Socialism or barbarism
To win all of this we need more than enthusiasm and willingness to confront the ultraright. We need ideas, theory, perspectives, and organization—and we need them on an international scale. We must forge habits of revolutionary discipline that may not seem necessary or urgent today, but which cannot be improvised when we really need them—and we may need them far sooner than anyone expects.
The International Marxist Tendency has fought tenaciously to hold high the banner of Marxism and socialist revolution against all the slanders and pressures that followed the collapse of the Soviet Union. Revolutionary forces are awakening around the world and the IMT is there, fighting shoulder to shoulder with our comrades in the Brazilian PSOL, Podemos, the Corbyn movement, France Insoumise, and in more than 40 other countries.
Charlottesville shows us what is at stake. Whether we like it or not, history has chosen the present generation to settle the greatest question of our time: what future for humanity? Socialism or barbarism? We are engaged in a life and death struggle between the forces of reaction and those who are determined that the human species will not be expunged from the universe anytime soon.

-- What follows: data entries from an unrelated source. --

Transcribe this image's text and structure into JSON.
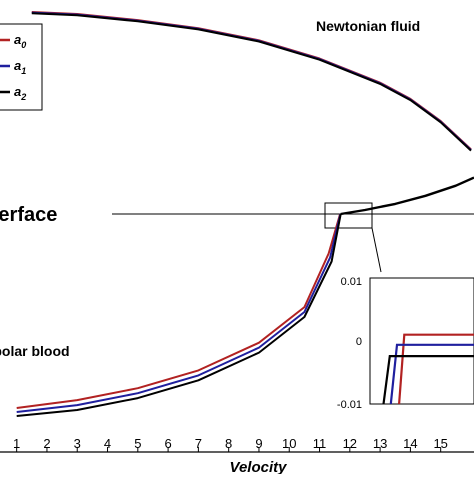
{
  "chart_data": {
    "type": "line",
    "xlabel": "Velocity",
    "x_ticks": [
      1,
      2,
      3,
      4,
      5,
      6,
      7,
      8,
      9,
      10,
      11,
      12,
      13,
      14,
      15
    ],
    "xlim": [
      0.45,
      16.1
    ],
    "legend": {
      "placement": "top-left",
      "entries": [
        {
          "name": "a",
          "sub": "0",
          "color": "#b22222"
        },
        {
          "name": "a",
          "sub": "1",
          "color": "#1f1f9e"
        },
        {
          "name": "a",
          "sub": "2",
          "color": "#000000"
        }
      ]
    },
    "annotations": {
      "newtonian": "Newtonian fluid",
      "interface": "Interface",
      "micropolar": "Micropolar blood"
    },
    "interface_y": 0,
    "newtonian_series": [
      {
        "name": "a0",
        "color": "#b22222",
        "points": [
          [
            1.5,
            1.0
          ],
          [
            3,
            0.99
          ],
          [
            5,
            0.96
          ],
          [
            7,
            0.92
          ],
          [
            9,
            0.86
          ],
          [
            11,
            0.77
          ],
          [
            13,
            0.65
          ],
          [
            14,
            0.57
          ],
          [
            15,
            0.46
          ],
          [
            16,
            0.32
          ]
        ]
      },
      {
        "name": "a1",
        "color": "#1f1f9e",
        "points": [
          [
            1.5,
            0.997
          ],
          [
            3,
            0.987
          ],
          [
            5,
            0.957
          ],
          [
            7,
            0.917
          ],
          [
            9,
            0.857
          ],
          [
            11,
            0.767
          ],
          [
            13,
            0.647
          ],
          [
            14,
            0.567
          ],
          [
            15,
            0.457
          ],
          [
            16,
            0.317
          ]
        ]
      },
      {
        "name": "a2",
        "color": "#000000",
        "points": [
          [
            1.5,
            0.994
          ],
          [
            3,
            0.984
          ],
          [
            5,
            0.954
          ],
          [
            7,
            0.914
          ],
          [
            9,
            0.854
          ],
          [
            11,
            0.764
          ],
          [
            13,
            0.644
          ],
          [
            14,
            0.564
          ],
          [
            15,
            0.454
          ],
          [
            16,
            0.314
          ]
        ]
      }
    ],
    "shared_upper_curve": [
      [
        11.7,
        0.0
      ],
      [
        12.5,
        0.02
      ],
      [
        13.5,
        0.05
      ],
      [
        14.5,
        0.09
      ],
      [
        15.5,
        0.14
      ],
      [
        16.1,
        0.18
      ]
    ],
    "micropolar_series": [
      {
        "name": "a0",
        "color": "#b22222",
        "points": [
          [
            1,
            -0.98
          ],
          [
            3,
            -0.94
          ],
          [
            5,
            -0.88
          ],
          [
            7,
            -0.79
          ],
          [
            9,
            -0.65
          ],
          [
            10.5,
            -0.47
          ],
          [
            11.3,
            -0.2
          ],
          [
            11.68,
            0.0
          ]
        ]
      },
      {
        "name": "a1",
        "color": "#1f1f9e",
        "points": [
          [
            1,
            -1.0
          ],
          [
            3,
            -0.965
          ],
          [
            5,
            -0.905
          ],
          [
            7,
            -0.815
          ],
          [
            9,
            -0.675
          ],
          [
            10.5,
            -0.495
          ],
          [
            11.35,
            -0.22
          ],
          [
            11.69,
            0.0
          ]
        ]
      },
      {
        "name": "a2",
        "color": "#000000",
        "points": [
          [
            1,
            -1.02
          ],
          [
            3,
            -0.99
          ],
          [
            5,
            -0.93
          ],
          [
            7,
            -0.84
          ],
          [
            9,
            -0.7
          ],
          [
            10.5,
            -0.52
          ],
          [
            11.4,
            -0.24
          ],
          [
            11.7,
            0.0
          ]
        ]
      }
    ],
    "inset": {
      "y_ticks": [
        "0.01",
        "0",
        "-0.01"
      ],
      "lines": [
        {
          "name": "a0",
          "color": "#b22222",
          "points": [
            [
              0.28,
              0.0
            ],
            [
              0.33,
              0.55
            ],
            [
              1.0,
              0.55
            ]
          ]
        },
        {
          "name": "a1",
          "color": "#1f1f9e",
          "points": [
            [
              0.2,
              0.0
            ],
            [
              0.26,
              0.47
            ],
            [
              1.0,
              0.47
            ]
          ]
        },
        {
          "name": "a2",
          "color": "#000000",
          "points": [
            [
              0.13,
              0.0
            ],
            [
              0.19,
              0.38
            ],
            [
              1.0,
              0.38
            ]
          ]
        }
      ]
    }
  }
}
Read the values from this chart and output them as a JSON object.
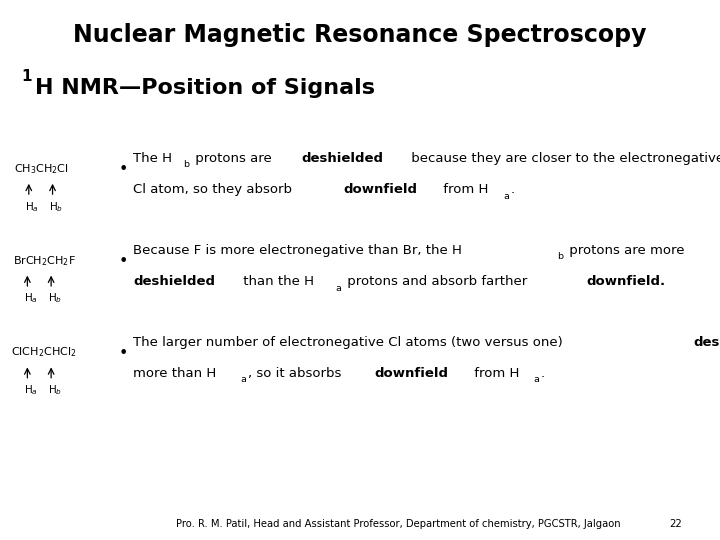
{
  "title": "Nuclear Magnetic Resonance Spectroscopy",
  "subtitle_sup": "1",
  "subtitle_main": "H NMR—Position of Signals",
  "background_color": "#ffffff",
  "title_fontsize": 17,
  "subtitle_fontsize": 16,
  "body_fontsize": 9.5,
  "mol_fontsize": 8.0,
  "footer_text": "Pro. R. M. Patil, Head and Assistant Professor, Department of chemistry, PGCSTR, Jalgaon",
  "footer_page": "22",
  "fig_width": 7.2,
  "fig_height": 5.4,
  "fig_dpi": 100
}
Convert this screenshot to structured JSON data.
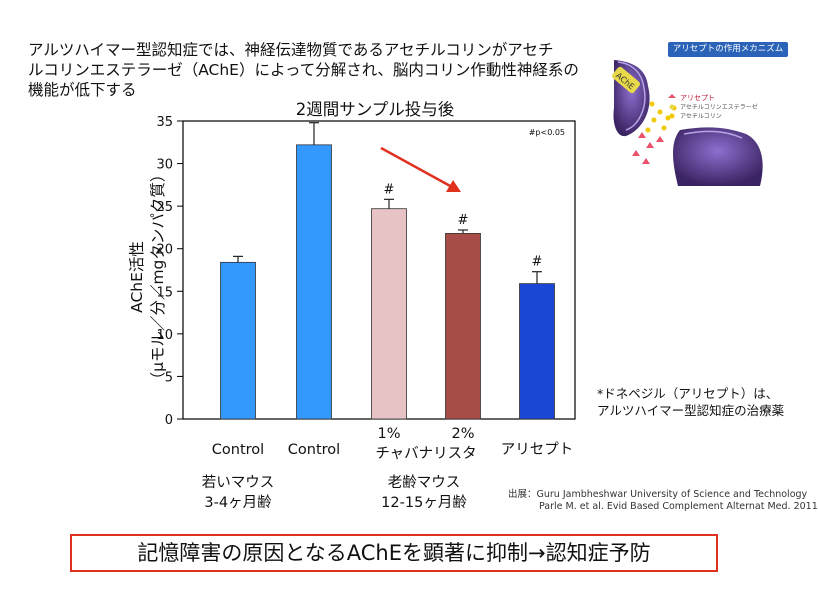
{
  "intro": {
    "line1": "アルツハイマー型認知症では、神経伝達物質であるアセチルコリンがアセチ",
    "line2": "ルコリンエステラーゼ（AChE）によって分解され、脳内コリン作動性神経系の",
    "line3": "機能が低下する"
  },
  "inset": {
    "title": "アリセプトの作用メカニズム",
    "ache_tag": "AChE",
    "legend1": "アリセプト",
    "legend2": "アセチルコリンエステラーゼ",
    "legend3": "アセチルコリン"
  },
  "chart_data": {
    "type": "bar",
    "title": "2週間サンプル投与後",
    "ylabel_line1": "AChE活性",
    "ylabel_line2": "（μモル／分／mgタンパク質）",
    "ylim": [
      0,
      35
    ],
    "yticks": [
      0,
      5,
      10,
      15,
      20,
      25,
      30,
      35
    ],
    "significance_note": "#p<0.05",
    "categories": [
      "Control",
      "Control",
      "1% チャバナリスタ",
      "2% チャバナリスタ",
      "アリセプト"
    ],
    "values": [
      18.4,
      32.2,
      24.7,
      21.8,
      15.9
    ],
    "errors": [
      0.7,
      2.6,
      1.1,
      0.4,
      1.4
    ],
    "significance": [
      "",
      "",
      "#",
      "#",
      "#"
    ],
    "colors": [
      "#3399ff",
      "#3399ff",
      "#e7c3c5",
      "#a84c48",
      "#1a47d6"
    ],
    "grid": false,
    "legend": "none"
  },
  "labels": {
    "cat1": "Control",
    "cat2": "Control",
    "cat3_top": "1%",
    "cat4_top": "2%",
    "cat34_bottom": "チャバナリスタ",
    "cat5": "アリセプト",
    "group1_line1": "若いマウス",
    "group1_line2": "3-4ヶ月齢",
    "group2_line1": "老齢マウス",
    "group2_line2": "12-15ヶ月齢"
  },
  "note": {
    "line1": "*ドネペジル（アリセプト）は、",
    "line2": "アルツハイマー型認知症の治療薬"
  },
  "source": {
    "line1": "出展：Guru Jambheshwar University of Science and Technology",
    "line2": "Parle M. et al. Evid Based Complement Alternat Med. 2011"
  },
  "conclusion": "記憶障害の原因となるAChEを顕著に抑制→認知症予防",
  "colors": {
    "arrow": "#e0311f",
    "box_border": "#e0311f",
    "inset_title_bg": "#2b63b8"
  }
}
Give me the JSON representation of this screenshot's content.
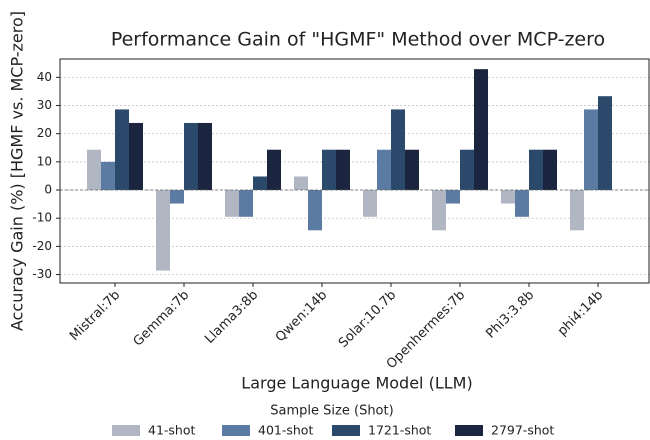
{
  "chart_data": {
    "type": "bar",
    "title": "Performance Gain of \"HGMF\" Method over MCP-zero",
    "x_label": "Large Language Model (LLM)",
    "y_label": "Accuracy Gain (%) [HGMF vs. MCP-zero]",
    "legend_title": "Sample Size (Shot)",
    "legend_position": "bottom",
    "grid": true,
    "categories": [
      "Mistral:7b",
      "Gemma:7b",
      "Llama3:8b",
      "Qwen:14b",
      "Solar:10.7b",
      "Openhermes:7b",
      "Phi3:3.8b",
      "phi4:14b"
    ],
    "series": [
      {
        "name": "41-shot",
        "color": "#b0b7c3",
        "values": [
          14.3,
          -28.6,
          -9.5,
          4.8,
          -9.5,
          -14.3,
          -4.8,
          -14.3
        ]
      },
      {
        "name": "401-shot",
        "color": "#5b7ba3",
        "values": [
          10,
          -4.8,
          -9.5,
          -14.3,
          14.3,
          -4.8,
          -9.5,
          28.6
        ]
      },
      {
        "name": "1721-shot",
        "color": "#2b4a6b",
        "values": [
          28.6,
          23.8,
          4.8,
          14.3,
          28.6,
          14.3,
          14.3,
          33.3
        ]
      },
      {
        "name": "2797-shot",
        "color": "#1b2540",
        "values": [
          23.8,
          23.8,
          14.3,
          14.3,
          14.3,
          42.9,
          14.3,
          0
        ]
      }
    ],
    "ylim": [
      -33,
      46.5
    ],
    "yticks": [
      -30,
      -20,
      -10,
      0,
      10,
      20,
      30,
      40
    ]
  }
}
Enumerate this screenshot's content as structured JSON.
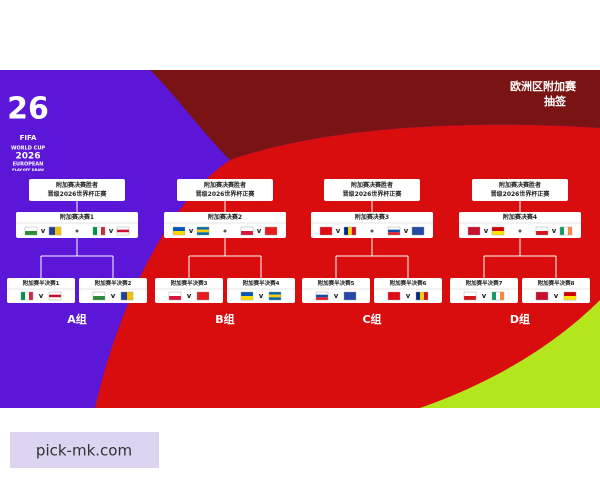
{
  "logo": {
    "number": "26",
    "brand": "FIFA",
    "lines": [
      "WORLD CUP",
      "2026",
      "EUROPEAN",
      "PLAY-OFF DRAW"
    ]
  },
  "title": [
    "欧洲区附加赛",
    "抽签"
  ],
  "versus": "v",
  "groups": [
    {
      "winner": [
        "附加赛决赛胜者",
        "晋级2026世界杯正赛"
      ],
      "final": "附加赛决赛1",
      "semis": [
        "附加赛半决赛1",
        "附加赛半决赛2"
      ],
      "label": "A组"
    },
    {
      "winner": [
        "附加赛决赛胜者",
        "晋级2026世界杯正赛"
      ],
      "final": "附加赛决赛2",
      "semis": [
        "附加赛半决赛3",
        "附加赛半决赛4"
      ],
      "label": "B组"
    },
    {
      "winner": [
        "附加赛决赛胜者",
        "晋级2026世界杯正赛"
      ],
      "final": "附加赛决赛3",
      "semis": [
        "附加赛半决赛5",
        "附加赛半决赛6"
      ],
      "label": "C组"
    },
    {
      "winner": [
        "附加赛决赛胜者",
        "晋级2026世界杯正赛"
      ],
      "final": "附加赛决赛4",
      "semis": [
        "附加赛半决赛7",
        "附加赛半决赛8"
      ],
      "label": "D组"
    }
  ],
  "watermark": "pick-mk.com"
}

It is not an accident that the idea of “late capitalism” has captured the imagination of social media. The instincts of millions of young people tell them that something is wrong, that the system is decrepit and rotten and needs to be put out of its misery before it takes us all down with it.
Humanity needs socialism like the human body needs oxygen—there is only so long we can survive without it. We fight for reforms, yes, but reformism will not be sufficient to rid society of the cancer of capitalism.
A key objective for the working class in the next period must be the building of a mass revolutionary socialist party committed to ending capitalism, without which the workers will be incapable of defeating our well-organized and financed class enemies.
The revolutionary overthrow of private property, exploitation, and oppression is the challenge, and we shall meet it!